[Python-ideas] Reviving PEP 3140 - "str(container) should call str(item), not repr(item)"

Terry Jan Reedy tjreedy at udel.edu
Fri Apr 5 19:46:06 CEST 2013


On 4/4/2013 11:08 PM, Mark Janssen wrote:
>> Having str(container) calling str(item) and not repr(item) sounds like the
>> right thing to do. However, PEP 3140 was rejected on the basis of the
>> following statement of Guido:
>
> Strangely, this argument seems to get to a issue found in LISP
> regarding quoting a thing vs. the thing itself.  Python doesn't
> recognize really that distinction in its object model

Python quotes code by switching from expression to statement syntax. 
(Lambda also quotes expressions, but not, to the chagrin of some, 
statements.)

> -- though it does have a way to go the *other* direction:  type(thing).

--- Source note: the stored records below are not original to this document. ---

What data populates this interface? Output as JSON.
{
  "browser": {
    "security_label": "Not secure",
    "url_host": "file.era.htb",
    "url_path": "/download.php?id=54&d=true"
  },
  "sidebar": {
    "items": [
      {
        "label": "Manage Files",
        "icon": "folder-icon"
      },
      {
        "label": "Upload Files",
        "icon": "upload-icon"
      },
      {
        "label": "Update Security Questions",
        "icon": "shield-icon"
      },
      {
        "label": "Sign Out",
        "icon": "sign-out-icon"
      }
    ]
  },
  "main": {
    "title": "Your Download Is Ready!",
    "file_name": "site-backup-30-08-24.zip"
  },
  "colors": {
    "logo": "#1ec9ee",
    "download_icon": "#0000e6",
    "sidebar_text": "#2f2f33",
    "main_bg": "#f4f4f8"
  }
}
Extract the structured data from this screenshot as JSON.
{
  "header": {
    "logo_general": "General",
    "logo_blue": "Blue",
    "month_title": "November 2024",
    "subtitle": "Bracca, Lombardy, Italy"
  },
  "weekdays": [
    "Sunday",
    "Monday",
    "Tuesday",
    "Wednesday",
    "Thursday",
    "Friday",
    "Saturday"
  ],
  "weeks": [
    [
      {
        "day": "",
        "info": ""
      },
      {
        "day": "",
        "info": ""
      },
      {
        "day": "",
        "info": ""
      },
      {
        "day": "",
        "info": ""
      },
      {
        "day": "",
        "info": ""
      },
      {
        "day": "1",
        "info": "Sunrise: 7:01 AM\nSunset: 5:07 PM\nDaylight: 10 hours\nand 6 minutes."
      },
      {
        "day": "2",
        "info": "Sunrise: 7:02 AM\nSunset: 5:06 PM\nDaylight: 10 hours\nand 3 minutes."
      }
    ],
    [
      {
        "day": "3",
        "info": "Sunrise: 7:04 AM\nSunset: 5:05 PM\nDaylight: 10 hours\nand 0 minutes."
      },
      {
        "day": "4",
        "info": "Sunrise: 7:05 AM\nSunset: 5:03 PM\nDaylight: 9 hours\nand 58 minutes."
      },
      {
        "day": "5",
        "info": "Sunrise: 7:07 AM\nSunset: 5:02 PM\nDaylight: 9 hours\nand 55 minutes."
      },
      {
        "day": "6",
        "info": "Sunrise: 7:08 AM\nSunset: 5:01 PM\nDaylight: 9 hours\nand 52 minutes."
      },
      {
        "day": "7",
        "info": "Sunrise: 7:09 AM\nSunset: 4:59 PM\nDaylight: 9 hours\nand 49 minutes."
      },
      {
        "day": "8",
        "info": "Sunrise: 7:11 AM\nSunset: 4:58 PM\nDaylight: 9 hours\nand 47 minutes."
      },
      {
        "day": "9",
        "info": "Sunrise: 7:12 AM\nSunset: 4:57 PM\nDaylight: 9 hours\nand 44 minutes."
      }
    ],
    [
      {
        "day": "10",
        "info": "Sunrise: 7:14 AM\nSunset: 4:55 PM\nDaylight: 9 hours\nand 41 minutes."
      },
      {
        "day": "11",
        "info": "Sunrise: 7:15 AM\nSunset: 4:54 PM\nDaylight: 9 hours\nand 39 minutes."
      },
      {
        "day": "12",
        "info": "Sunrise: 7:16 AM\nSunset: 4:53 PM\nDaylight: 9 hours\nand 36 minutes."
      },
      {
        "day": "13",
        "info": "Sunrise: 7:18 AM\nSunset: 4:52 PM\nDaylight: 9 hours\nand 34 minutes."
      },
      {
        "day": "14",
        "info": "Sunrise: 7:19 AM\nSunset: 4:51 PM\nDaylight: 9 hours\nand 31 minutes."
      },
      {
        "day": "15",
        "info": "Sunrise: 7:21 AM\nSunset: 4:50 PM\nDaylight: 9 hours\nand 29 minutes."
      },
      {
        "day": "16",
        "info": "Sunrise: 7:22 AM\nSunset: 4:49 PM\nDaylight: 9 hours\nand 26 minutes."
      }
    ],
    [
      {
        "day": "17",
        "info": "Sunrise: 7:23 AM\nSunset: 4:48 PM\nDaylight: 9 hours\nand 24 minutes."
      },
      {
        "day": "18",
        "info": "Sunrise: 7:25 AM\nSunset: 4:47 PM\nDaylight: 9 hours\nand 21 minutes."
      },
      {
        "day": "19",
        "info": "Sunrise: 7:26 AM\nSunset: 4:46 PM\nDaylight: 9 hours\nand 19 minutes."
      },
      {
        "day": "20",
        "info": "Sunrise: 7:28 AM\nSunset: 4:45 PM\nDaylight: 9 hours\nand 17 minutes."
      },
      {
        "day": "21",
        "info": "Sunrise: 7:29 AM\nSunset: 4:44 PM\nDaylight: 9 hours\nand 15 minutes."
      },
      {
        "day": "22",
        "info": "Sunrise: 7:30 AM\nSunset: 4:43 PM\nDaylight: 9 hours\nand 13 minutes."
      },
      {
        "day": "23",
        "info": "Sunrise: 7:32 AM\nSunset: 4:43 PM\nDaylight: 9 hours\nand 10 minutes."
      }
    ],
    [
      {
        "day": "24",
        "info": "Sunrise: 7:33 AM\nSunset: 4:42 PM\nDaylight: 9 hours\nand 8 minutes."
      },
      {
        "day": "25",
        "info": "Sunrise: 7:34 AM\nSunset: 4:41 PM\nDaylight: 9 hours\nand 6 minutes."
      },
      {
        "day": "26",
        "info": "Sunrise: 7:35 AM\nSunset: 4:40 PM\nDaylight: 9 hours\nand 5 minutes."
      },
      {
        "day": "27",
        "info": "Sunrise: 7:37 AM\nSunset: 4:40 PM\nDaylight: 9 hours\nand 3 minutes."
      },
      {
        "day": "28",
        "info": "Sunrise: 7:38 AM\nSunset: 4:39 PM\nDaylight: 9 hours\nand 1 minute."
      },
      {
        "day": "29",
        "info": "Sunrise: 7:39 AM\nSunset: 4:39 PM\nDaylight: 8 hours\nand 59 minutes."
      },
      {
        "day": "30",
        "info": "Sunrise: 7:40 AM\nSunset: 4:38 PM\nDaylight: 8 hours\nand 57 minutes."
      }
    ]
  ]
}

> I think Guido's intuition is correct -- there is no logically
> "correct" way to do this.   The issue makes me think of a
> __deepstr__() method or something that one could implement if one
> wanted to print the contents of a container, but this doesn't really
> work well either.
>
> This is a problem with "everything is an object" model:  no
> recognition is made between a distinction that is very high up the
> "object taxonomy":  container vs. atomic elements.

Python does not have non-object atomic data elements.

len(ob) returning a value instead of raising an exception
distinguishes concrete collections from everything else.

iter(ob) returning instead of raising distinguishes collections 
(concrete + abstract or virtual) from everything else.